The life of a curly haired person can be a lonely one. I’ll just wait here quietly while you get your tiny violins ready.
Seriously though, I was born with white, curly hair. Wait, no, back up, I was born with NO HAIR but by the age of 2, it was abundantly clear I was going to be the only white girl in Queensland with an afro.
The problem with my hair isn’t so much that it’s curly, I share that genetic “blessing” with hundreds of thousands of people. No, my constant source of annoyance is that I’ve got this almighty and unforgiving frizz that accompanies it.
When I was about 10 years old, I gained underground access to my first ever Dolly magazine. This coincided with my mother offering me fifty bucks to chop my hair off as she “liked me better that way”. Firstly, I’m not even going to get into how questionable it is to offer your daughter money to look more like a guy, but I will say this, I am easily bought and with my confidence that the short haired model in Dolly and I would be total twins, I accepted the challenge.

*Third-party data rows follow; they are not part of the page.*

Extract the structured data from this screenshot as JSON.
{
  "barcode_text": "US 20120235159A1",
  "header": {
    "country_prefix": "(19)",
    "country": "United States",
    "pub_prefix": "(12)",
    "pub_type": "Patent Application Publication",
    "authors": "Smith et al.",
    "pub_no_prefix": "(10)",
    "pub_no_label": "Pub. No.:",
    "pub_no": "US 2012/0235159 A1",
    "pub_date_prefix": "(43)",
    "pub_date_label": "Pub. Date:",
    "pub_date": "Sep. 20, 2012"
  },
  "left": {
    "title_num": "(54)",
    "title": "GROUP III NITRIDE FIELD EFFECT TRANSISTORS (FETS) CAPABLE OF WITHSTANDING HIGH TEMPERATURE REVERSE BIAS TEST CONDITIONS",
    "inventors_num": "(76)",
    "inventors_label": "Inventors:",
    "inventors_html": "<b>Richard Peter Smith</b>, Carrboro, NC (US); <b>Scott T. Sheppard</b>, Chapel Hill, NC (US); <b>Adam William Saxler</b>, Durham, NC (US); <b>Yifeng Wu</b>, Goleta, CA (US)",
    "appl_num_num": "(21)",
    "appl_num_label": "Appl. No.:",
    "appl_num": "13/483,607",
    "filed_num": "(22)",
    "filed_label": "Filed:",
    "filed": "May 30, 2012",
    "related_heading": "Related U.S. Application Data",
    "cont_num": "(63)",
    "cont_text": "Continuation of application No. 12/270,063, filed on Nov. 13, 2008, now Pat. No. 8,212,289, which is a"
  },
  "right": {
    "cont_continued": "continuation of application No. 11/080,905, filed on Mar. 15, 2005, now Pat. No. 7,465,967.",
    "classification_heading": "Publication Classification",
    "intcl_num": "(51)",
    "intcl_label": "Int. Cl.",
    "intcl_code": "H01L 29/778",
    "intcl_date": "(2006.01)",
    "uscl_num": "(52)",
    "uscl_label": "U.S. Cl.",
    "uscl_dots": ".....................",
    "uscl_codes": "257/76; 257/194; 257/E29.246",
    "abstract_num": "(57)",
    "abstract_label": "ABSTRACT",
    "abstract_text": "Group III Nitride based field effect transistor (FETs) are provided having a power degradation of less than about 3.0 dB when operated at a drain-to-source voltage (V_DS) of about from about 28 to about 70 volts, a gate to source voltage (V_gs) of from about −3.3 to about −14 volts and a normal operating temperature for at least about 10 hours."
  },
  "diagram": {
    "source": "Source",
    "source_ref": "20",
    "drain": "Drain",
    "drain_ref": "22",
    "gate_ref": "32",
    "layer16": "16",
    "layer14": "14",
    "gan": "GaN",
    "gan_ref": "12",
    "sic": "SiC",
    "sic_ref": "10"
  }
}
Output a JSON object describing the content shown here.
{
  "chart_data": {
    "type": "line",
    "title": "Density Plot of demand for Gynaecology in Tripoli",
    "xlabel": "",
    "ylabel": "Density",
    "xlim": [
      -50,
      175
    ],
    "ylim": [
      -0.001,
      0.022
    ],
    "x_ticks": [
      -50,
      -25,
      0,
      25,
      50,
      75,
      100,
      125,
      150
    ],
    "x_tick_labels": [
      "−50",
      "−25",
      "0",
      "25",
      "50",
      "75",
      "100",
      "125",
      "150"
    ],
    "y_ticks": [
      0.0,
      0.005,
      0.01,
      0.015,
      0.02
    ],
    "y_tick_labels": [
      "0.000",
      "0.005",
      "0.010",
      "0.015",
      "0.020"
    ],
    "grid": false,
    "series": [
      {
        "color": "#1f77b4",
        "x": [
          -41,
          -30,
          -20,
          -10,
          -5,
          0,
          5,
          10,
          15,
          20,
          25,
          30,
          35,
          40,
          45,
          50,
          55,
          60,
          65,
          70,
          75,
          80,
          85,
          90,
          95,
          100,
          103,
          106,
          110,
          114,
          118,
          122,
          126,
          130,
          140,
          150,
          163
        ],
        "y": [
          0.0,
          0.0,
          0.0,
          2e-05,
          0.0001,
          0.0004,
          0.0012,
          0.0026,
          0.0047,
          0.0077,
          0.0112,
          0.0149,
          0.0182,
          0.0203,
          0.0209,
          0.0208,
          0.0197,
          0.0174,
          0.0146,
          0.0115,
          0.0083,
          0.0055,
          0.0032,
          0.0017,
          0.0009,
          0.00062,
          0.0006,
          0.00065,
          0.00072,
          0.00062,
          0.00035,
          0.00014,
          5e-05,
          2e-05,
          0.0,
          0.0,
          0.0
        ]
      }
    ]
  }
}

Short story, I ended up looking like a brunette Ronald McDonald. That’s also the long story.
There were no defined curls, I did NOT look like Molly Ringwald in 16 Candles and I can tell you this much – Fifty bucks can never buy you enough Chicken Twisties to take away the pain of being called a boy by your school Principal.
As time went on, my hair grew back. Slowly, painfully and now, with added Frizz! Oh how I would look lovingly at straight golden hair and jealously think they had it all, meanwhile I was making my own personal contribution to eroding the Ozone layer with the copious amounts of Final Net I was applying, desperate for some kind of control.